Have you studied Linear Algebra? That's really where it comes from. If A is a linear operator on some vector space, the "eigenvalue problem" is: [itex]Av= \lambda v[/itex]. That has, of course, the "trivial" solution v= 0. For some values of [itex]\lambda[/itex], called "eigenvalues", there are other, non-trivial, solutions- in fact the set of all solutions, in that case, is a sub-space. Those non-trivial solutions are the "eigenvectors".
Of course, in the finite dimensional case, after we have chosen a basis, we can write a linear operator as a matrix, with each column showing what the operator takes each basis vector to (written in terms of that basis). If we choose an eigenvector, corresponding to eigen value [itex]\lambda[/itex] as the "nth" basis vector, the nth column consists of "0"s except for the value [itex]\lambda[/itex] in the nth row. In particular, if we can find a "complete set of eigenvectors"- that is, a basis consisting entirely of eigenvectors- which we always can in the important "self adjoint operator" case, then the matrix representing the linear operator in that basis is diagonal- the simplest kind of matrix.

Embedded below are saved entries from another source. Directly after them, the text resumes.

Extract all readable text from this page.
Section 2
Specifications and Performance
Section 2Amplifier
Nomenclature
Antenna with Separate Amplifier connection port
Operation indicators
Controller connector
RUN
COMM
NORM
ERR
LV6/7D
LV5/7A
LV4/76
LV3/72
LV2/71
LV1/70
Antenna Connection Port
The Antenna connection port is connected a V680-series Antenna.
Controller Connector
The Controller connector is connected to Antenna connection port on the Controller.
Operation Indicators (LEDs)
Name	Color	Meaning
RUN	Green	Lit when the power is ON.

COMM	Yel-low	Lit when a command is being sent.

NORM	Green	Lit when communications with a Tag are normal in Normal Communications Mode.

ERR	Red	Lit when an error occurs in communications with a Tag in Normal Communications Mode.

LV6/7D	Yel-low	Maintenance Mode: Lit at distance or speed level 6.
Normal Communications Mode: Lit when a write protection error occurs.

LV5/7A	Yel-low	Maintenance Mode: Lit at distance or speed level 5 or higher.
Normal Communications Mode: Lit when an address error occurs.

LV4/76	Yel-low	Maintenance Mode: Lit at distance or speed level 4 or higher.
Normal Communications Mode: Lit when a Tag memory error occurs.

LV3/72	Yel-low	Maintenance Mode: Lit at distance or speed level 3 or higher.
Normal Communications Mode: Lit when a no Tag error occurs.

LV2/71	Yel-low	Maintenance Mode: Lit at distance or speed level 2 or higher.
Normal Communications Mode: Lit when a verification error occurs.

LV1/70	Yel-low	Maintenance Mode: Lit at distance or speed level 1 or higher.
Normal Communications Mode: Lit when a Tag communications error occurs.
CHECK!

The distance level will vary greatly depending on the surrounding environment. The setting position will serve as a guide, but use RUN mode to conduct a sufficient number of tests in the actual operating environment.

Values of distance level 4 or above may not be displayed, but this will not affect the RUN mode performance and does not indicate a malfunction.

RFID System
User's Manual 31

If the vector space is a "function space", typically, infinite dimensional, we cannot write the operator as a matrix but still, using as many eigenvectors (eigenfunctions in this case) as basis vectors, and especially in the "self adjoint" case, using eigenfunctions for all basis functions, allows us to write the operator in a particularly simple form.
As for the "physical significance"- like any question about the physical significance of a mathematical concept, that depends entirely upon the particular physics application and which "model" you are using. That would be a question more appropriate to a physics forum that a mathematics forum.